Several activists and internet users chastised Chinese authorities for exploiting the COVID-19 health app to suppress dissent.
According to The Singapore Post, Chinese officials utilised the health app code to prevent depositors who had lost access to their cash from demonstrating against local banks in Henan province. During the early stages of the epidemic, China created a color-coded smartphone app to track people’s movements in an effort to prevent the spread of COVID-19 and execute its zero-COVID policy.
The authorities had employed mobile applications to identify and isolate persons who may have been infected with COVID-19.
According to recent media reports, police in Zhengzhou, Henan province’s capital, employed mandatory codes to limit the mobility of people furious because local banks had frozen their accounts, according to The Singapore Post.
Hundreds of depositors who were unable to withdraw funds recently planned to travel to Zhengzhou to protest against local banks that had blocked their accounts due to internal system upgrades.
Many people discovered that the so-called health codes on their phones had changed from green to red upon arrival. They couldn’t travel because they were red, so the demonstrations died down. The red coding appeared to be solely for depositors. Citizens lost access to public transportation and public venues like as restaurants and shopping malls, as well as the right to travel throughout the nation, if they did not have a green code on their smartphone app.
A red code, which normally indicates illness or close contact, suggested that he or she was a public health danger.
According to the reports, the police detained numerous persons and barred them from moving. Several persons reported being forced to quarantine or being denied access to public transit or buildings.
Local banks including as Kaifeng’s New Oriental Country Bank, ZhechengHuanghuai Community Bank, ShangcaiHuimin County Bank, and YuzhouXin Min Sheng Village Bank have had difficulty providing cash withdrawals.

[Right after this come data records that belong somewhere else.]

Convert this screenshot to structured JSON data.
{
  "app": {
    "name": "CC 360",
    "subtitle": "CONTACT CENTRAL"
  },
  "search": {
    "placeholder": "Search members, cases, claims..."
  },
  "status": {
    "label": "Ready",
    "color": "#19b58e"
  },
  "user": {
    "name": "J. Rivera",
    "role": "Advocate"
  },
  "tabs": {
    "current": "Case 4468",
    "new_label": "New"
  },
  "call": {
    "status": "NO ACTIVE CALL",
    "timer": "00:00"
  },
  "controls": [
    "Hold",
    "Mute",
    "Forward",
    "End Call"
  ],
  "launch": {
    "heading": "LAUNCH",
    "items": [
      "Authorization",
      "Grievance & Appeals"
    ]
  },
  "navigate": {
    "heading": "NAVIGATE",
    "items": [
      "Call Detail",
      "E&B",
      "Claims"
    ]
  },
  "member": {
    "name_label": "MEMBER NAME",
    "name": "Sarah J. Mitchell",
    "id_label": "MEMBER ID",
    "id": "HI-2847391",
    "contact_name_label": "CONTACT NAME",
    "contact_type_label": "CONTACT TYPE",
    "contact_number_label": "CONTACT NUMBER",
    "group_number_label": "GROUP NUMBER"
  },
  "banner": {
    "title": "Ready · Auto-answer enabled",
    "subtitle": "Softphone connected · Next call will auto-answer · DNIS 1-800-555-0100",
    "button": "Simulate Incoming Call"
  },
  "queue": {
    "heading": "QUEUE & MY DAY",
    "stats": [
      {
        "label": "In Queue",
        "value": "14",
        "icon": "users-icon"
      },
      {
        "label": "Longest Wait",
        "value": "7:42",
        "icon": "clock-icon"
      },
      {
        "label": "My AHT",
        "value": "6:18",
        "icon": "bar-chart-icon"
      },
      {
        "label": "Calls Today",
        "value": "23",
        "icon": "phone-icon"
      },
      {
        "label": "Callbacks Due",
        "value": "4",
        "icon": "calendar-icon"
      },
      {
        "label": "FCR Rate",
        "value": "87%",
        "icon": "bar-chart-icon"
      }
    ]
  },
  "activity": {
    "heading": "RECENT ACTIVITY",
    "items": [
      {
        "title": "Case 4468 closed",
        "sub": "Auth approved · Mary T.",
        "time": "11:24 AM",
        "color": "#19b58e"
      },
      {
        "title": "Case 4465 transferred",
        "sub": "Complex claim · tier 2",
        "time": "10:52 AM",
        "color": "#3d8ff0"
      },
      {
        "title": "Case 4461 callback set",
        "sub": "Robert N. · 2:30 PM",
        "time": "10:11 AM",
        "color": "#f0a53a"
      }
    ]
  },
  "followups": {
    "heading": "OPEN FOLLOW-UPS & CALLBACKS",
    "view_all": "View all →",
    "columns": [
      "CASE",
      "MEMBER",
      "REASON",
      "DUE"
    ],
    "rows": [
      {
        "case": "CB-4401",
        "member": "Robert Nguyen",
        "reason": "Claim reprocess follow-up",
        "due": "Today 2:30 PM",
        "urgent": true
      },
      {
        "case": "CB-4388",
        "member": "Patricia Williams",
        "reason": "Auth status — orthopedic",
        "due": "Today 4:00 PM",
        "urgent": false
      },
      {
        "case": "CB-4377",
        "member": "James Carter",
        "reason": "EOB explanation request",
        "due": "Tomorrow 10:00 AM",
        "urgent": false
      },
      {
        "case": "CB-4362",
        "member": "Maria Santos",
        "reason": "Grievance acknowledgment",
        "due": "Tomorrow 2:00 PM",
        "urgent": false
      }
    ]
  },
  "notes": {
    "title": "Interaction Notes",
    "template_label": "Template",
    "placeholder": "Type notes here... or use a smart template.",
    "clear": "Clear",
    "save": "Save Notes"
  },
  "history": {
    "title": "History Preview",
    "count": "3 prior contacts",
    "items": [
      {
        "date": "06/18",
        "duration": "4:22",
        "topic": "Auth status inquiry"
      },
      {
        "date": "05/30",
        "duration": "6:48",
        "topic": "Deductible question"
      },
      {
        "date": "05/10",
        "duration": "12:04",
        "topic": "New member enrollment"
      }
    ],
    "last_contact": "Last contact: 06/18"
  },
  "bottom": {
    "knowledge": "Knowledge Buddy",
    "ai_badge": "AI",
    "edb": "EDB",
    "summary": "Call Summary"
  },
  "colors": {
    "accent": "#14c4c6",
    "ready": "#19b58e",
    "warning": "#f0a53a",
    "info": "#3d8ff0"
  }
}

However, banks blocked deposits on April 18, resulting in heated protests last month, according to The Singapore Post.
Meanwhile, human rights organisations have slammed authorities for utilising their huge COVID monitoring infrastructure to disrupt protests. Many people resorted to Chinese social media sites to express their concerns over the action.
Hu Xijin, a popular Chinese commentator and former newspaper editor, said “health codes” should be used solely for the purpose of preventing pandemics.”
“If any area uses health codes to restrict people’s movements for other purposes, this is clearly a breach of pandemic prevention laws… and damages the support of the people for our fight against the virus,” he said.